What if we could turn wastewater and algae into carbon-negative fuels and clean water?

Algae Systems
Promo image Algae Systems

These guys are doing it

First generation biofuels, like corn ethanol, haven't fulfilled their promise of displacing fossil fuels in a green, carbon neutral way. It's because they require a lot of energy to produce and use food crops, competing with people and animals for that supply, driving prices up and putting pressure on farmland. That's where second and third generation biofuels come in; they use more efficient processes that make them carbon-neutral or, ideally, carbon-negative, and they're made from feedstocks like waste biomass and algae, removing the pressure on food supplies. That's the theory, but in practice there are big challenges that need to be surmounted to make it all work, as we've seen over the past few years, which have been rough on the industry. Many next-gen biofuel startups appeared on the scene and few of them have shown commercial viability (yet).

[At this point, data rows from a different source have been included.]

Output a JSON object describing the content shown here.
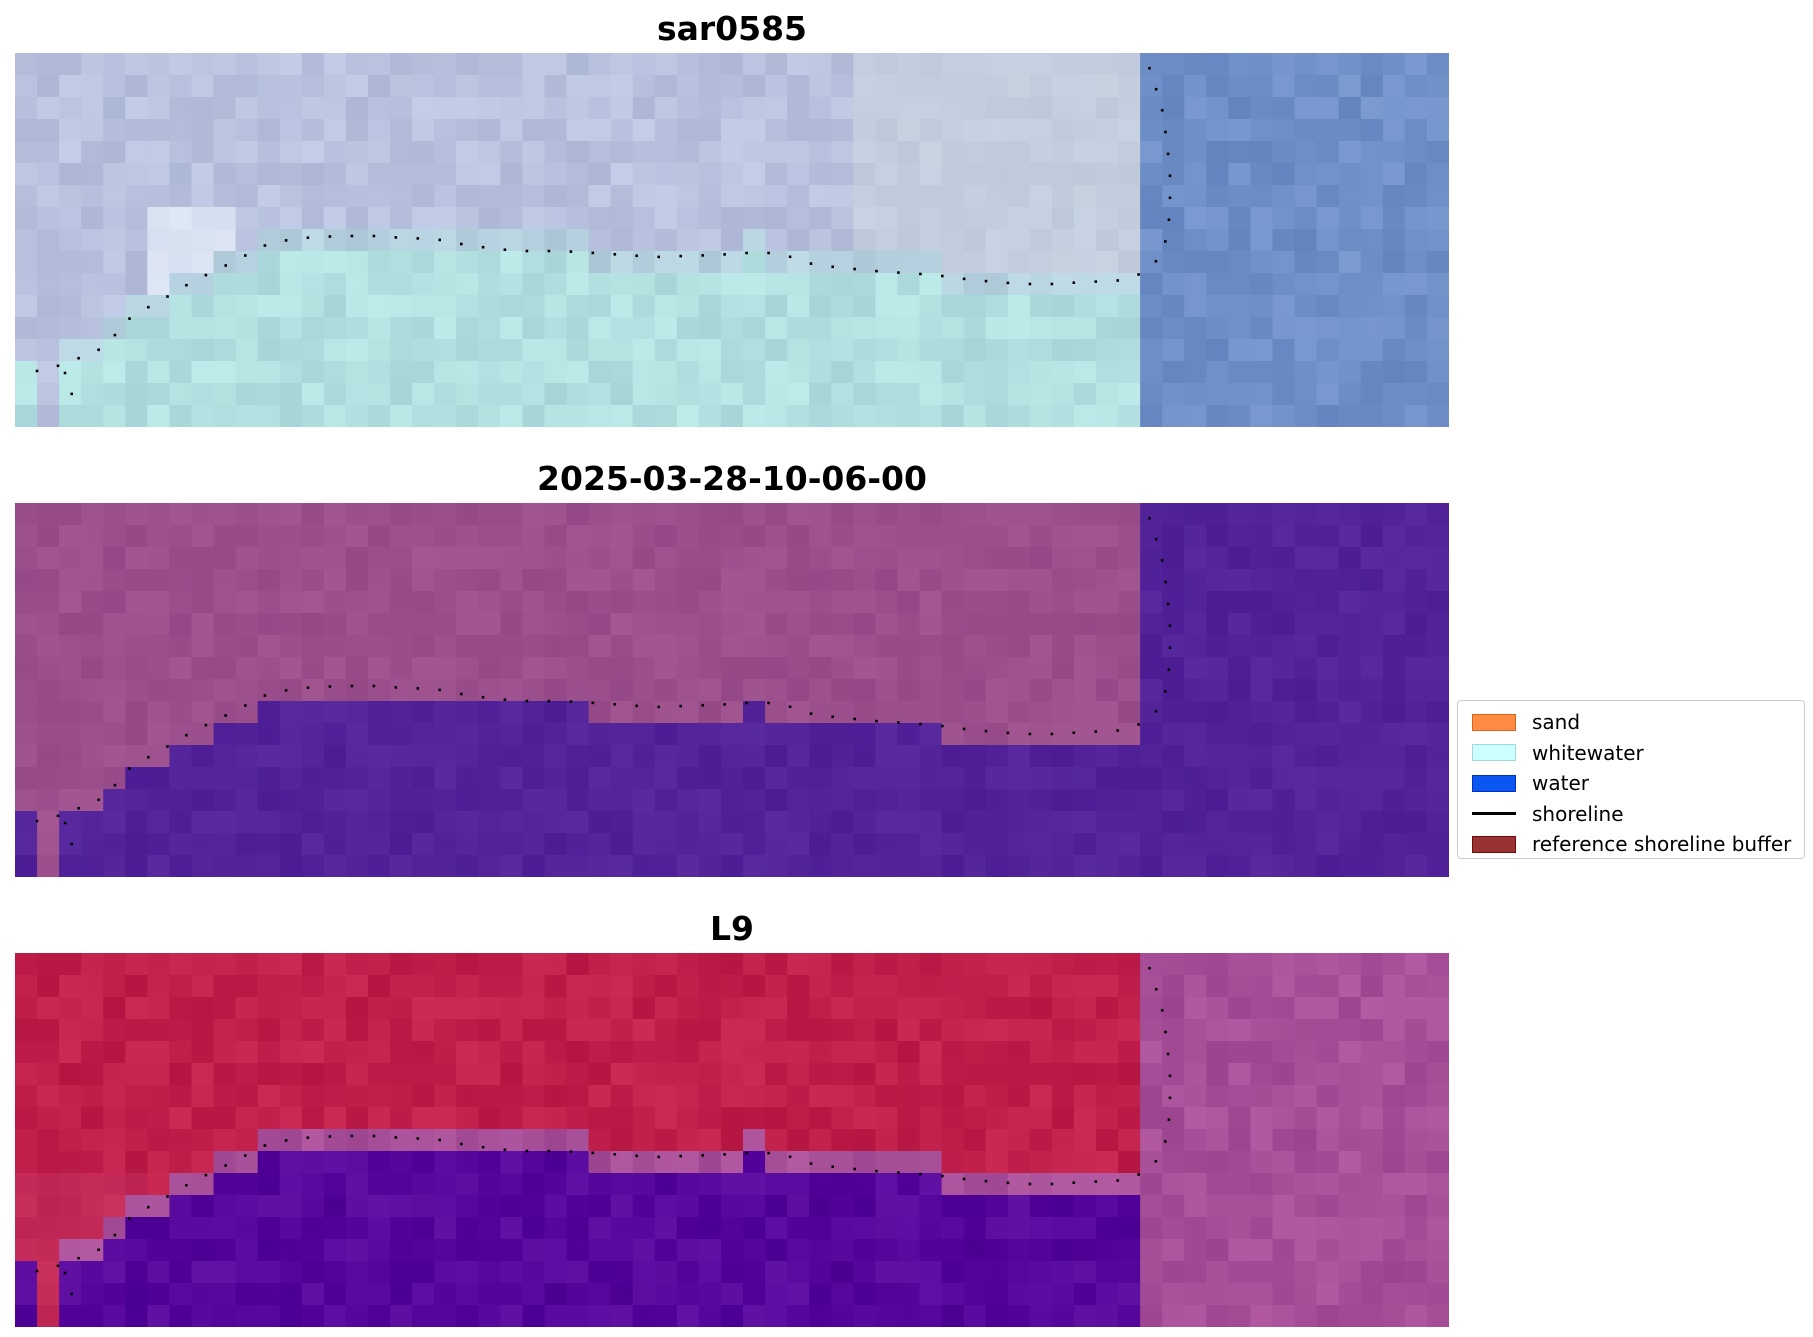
{
  "panels": [
    {
      "title": "sar0585",
      "palette": "rgb"
    },
    {
      "title": "2025-03-28-10-06-00",
      "palette": "classified"
    },
    {
      "title": "L9",
      "palette": "index"
    }
  ],
  "legend": {
    "items": [
      {
        "label": "sand",
        "color": "#ff8c42",
        "kind": "patch"
      },
      {
        "label": "whitewater",
        "color": "#ccffff",
        "kind": "patch"
      },
      {
        "label": "water",
        "color": "#0a56f0",
        "kind": "patch"
      },
      {
        "label": "shoreline",
        "color": "#000000",
        "kind": "line"
      },
      {
        "label": "reference shoreline buffer",
        "color": "#993333",
        "kind": "patch"
      }
    ]
  },
  "colors": {
    "rgb_land": "#b8c2de",
    "rgb_whitewater": "#b2e0e0",
    "rgb_water": "#6f8fc8",
    "class_land": "#9b4f8c",
    "class_water": "#522399",
    "index_land": "#c0204a",
    "index_water": "#56069b",
    "index_transition": "#a84f9a"
  }
}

Algae Systems might be an exception to the rule, with an interesting production process and some heavy-weight backing that gives it a much higher chance than others of crossing the finish line. CEO Matt Atwood is both an entrepreneur and a chemist. John Perry Barlow is vice president (Yes! JPB from Grateful Dead fame and the co-founder of the Electronic Frontier Foundation (EFF), an organization that should be particularly dear to anyone who likes a free and open internet). Finally, the financial muscle comes in good part from billionaire Edgar Bronfman Jr. Not a bad group if you want to make things happen!

Algae Systems/Promo image

What about the technology?

The five years old Nevada-based startup is using an interesting approach that was first looked at by NASA. The idea is to use municipal waste water to grow algae in special bags that are anchored offshore where they get plenty of sun and where the waves keep everything well mixed. Once the algae has grown enough, it is harvested, and the now clean water can then be used by cities and farms or return back to the sea. The algae goes through a special "hydrothermal liquefaction" process that, with temperatures of about 550 degrees Fahrenheit, turn it into a kind of bio-crude oil. Another useful byproduct is fertilizer, from the part of the algae that isn't turned into fuel. Nice 3-for-1!

This algae-based crude can then be further refined into diesel, gasoline, or even - promisingly - into jet fuel. I'm particularly excited about the latter because while we have a clear path to electrify a lot of ground transportation, air travel will use liquid fuels for the foreseeable future, so if we can make carbon neutral or carbon negative fuel for planes, this would be a great step forward!

To show that this isn't just theory, but that it works in practice, Algae System has built a pilot plant in Daphne, Alabama. This operation isn't just neutral on the environment, it actually consumes pollutants like phosphorus and nitrogen, leaving cleaner water behind. The demo plant treats about 40,000 gallons of waste water per acre per day and produces about 3,000 gallons of fuel per acre per year. This is just a start and Algae Systems expects productivity to improve.

Here's a funny anecdote, as reported by Alabama.com: "After nine years at the helm of [Daphne municipal water and sewage utility], Rob McElroy is stepping down as general manager to take a position with Algae Systems, a company that's found success with an environmentally friendly wastewater-treatment and biofuel-producing pilot project on the city's bayfront." Apparently he was so impressed working with the pilot project that he decided he'd rather work with them directly!

The next step is to build a commercial-scale plant, which would cost between $80-100 million, but before they get there, they need to raise some more money.